Hyena

Released: 06 Mar 2015

Close-up of a man's face with an intense, serious expression. Dramatic lighting casts shadows on his face, giving it a moody, teal-green hue.
Close-up of a man's face with an intense, serious expression. Dramatic lighting casts shadows on his face, giving it a moody, teal-green hue.
3

Anticipation.

The strong cast make it an intriguing prospect.

3

Enjoyment.

Intoxicating, ferocious, and righteously disturbing but also frustrating, uneven and cliched.

3

In Retrospect.

Its visual force suggests Gerard Johnson has a bright future as a director.

Peter Ferdinando is arresting in this brutal London drama about bent coppers navigating gangs and cliches.

If repeated real-life scandals have left the public mistrustful of the British police constabulary, then our TV and film industries have only exacerbated matters further. Depictions of the force have ranged from bumbling plods to maverick wrong’uns fuelled by booze and plagued by a maelstrom of emotional issues.

Gerard Johnson’s second feature as writer/director (after 2009’s moderately successful serial killer thriller, Tony) introduces us to a gang of coppers, bent double by their own corruption. And a gang is exactly what they are, with all of the intimidating implications. In more than just its beastly title, Hyena resembles David Michôd’s precision-executed Animal Kingdom, which captured a criminal family in violent freefall. This time it’s the police themselves who are going daahn.

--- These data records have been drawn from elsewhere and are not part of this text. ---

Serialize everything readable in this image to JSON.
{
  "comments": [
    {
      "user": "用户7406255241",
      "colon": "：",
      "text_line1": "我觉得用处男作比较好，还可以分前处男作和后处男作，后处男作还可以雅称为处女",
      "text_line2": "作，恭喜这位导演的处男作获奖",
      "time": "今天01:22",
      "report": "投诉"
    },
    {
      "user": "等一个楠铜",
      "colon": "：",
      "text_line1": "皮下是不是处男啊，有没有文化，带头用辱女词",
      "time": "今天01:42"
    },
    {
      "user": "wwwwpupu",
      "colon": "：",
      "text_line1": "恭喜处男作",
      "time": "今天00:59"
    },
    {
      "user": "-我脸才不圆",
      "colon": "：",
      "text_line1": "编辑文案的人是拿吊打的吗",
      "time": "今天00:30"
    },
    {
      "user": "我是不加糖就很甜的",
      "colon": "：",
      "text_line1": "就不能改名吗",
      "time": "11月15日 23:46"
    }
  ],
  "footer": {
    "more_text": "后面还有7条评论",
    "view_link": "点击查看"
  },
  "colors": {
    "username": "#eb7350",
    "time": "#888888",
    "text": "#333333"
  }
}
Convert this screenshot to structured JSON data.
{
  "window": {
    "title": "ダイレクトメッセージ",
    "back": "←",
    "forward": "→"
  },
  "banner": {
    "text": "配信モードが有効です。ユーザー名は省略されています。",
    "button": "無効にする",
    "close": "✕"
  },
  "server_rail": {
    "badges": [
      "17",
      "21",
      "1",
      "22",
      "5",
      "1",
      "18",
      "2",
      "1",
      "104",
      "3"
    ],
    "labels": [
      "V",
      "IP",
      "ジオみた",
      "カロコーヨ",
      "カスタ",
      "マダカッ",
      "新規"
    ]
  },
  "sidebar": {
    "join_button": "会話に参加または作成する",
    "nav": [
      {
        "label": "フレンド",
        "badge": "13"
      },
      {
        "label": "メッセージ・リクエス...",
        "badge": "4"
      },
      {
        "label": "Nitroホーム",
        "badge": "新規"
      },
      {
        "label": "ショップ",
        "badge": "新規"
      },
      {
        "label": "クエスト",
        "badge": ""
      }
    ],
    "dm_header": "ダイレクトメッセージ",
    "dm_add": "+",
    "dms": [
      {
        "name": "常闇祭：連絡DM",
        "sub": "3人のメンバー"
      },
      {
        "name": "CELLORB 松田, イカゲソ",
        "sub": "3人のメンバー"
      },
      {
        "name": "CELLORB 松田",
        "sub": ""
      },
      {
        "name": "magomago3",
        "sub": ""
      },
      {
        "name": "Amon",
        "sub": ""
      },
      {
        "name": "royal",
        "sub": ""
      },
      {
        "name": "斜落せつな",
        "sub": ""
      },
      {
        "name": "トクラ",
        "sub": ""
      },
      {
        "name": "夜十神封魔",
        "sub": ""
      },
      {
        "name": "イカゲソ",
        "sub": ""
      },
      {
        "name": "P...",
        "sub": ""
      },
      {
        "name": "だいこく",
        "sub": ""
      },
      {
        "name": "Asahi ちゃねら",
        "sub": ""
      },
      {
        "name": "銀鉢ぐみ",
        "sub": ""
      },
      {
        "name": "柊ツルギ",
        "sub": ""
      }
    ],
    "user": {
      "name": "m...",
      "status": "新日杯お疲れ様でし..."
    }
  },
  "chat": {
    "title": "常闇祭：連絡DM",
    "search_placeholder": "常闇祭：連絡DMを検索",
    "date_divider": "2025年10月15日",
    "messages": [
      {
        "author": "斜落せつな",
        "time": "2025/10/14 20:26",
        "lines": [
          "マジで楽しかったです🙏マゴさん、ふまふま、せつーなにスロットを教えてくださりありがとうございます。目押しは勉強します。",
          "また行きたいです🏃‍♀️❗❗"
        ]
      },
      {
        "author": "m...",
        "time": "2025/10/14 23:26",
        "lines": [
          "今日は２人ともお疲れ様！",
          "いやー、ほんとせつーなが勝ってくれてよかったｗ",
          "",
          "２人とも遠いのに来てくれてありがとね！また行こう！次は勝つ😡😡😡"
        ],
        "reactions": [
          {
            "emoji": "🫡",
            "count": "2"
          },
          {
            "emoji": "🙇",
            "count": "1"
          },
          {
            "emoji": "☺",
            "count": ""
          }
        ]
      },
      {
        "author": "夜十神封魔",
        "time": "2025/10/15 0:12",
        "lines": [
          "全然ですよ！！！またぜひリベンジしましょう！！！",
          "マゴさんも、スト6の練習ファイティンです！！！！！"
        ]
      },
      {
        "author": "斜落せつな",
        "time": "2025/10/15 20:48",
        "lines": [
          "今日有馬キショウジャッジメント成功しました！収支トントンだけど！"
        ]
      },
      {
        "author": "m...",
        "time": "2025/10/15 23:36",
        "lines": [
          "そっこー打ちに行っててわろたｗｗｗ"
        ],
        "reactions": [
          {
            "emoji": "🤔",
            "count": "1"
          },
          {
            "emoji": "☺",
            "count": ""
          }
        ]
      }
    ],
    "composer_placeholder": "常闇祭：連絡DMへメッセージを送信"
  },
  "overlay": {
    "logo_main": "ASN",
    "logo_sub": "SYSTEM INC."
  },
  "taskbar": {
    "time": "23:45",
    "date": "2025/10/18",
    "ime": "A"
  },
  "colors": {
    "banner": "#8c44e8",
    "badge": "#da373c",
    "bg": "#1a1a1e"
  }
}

The chameleon-like character actor Peter Ferdinando (the cousin of Johnson, recently seen in Starred Up and A Field in England) plays Michael Logan, the boss of a West London narcotics task-force which includes Neil Maskell’s Martin. They’re coke-hoovering, bully boy reprobates who’ve turned authority into personal advantage and are in league with the ethnic criminals they purport to despise. Another fantastically versatile actor, Richard Dormer, plays the weasily anti-corruption officer who’s on to them, while Stephen Graham pops up part way through as a senior officer with whom Michael shares a troubled past.

Hyena sees the gang switch allegiance from Turkish drug smugglers to a pair of Albanian gangster brothers, the Kabashis (Orli Shuka and Gjevat Kelmendi), who Logan is later tasked to investigate. They’re a hulking, terrifying pair described as “a new breed of criminal” and are shown as limb-loppers, sex-traffickers and also — in scenes which chill as much as any of the film’s violence — as family men.

A sub-plot involving a trafficked woman, Ariana (Elisa Lasowski, excellent), is handled in a way that’s effectively unsettling in sequences which deliver the horrifying impact the subject matter deserves. She’s traded in a crowded street for a small bag of cash and is imprisoned and abused in a house on an affluent street. Other aspects are less successful, including a reveal via a recording device that’s a little too convenient and, although MyAnna Buring brings a flash of soothing humanity, she’s squandered in a small role as Michael’s girlfriend.

The film hangs heavily on Ferdinando’s broad shoulders — both literally and figuratively — and this impressive actor stands up to the scrutiny of close focus. For a good while, Hyena drives forward with real urgency and palpable menace. However, hackneyed exchanges, clunky exposition and predictable plot developments act as speed bumps breaking its confident charge. It lacks the depth and dialogue to match its visual ferocity and the clout of its cast. Johnson’s film starts out racing before developing a bit of a limp; its beautifully captured brutality and hypnotising revelry hint at the masterful film that might have been.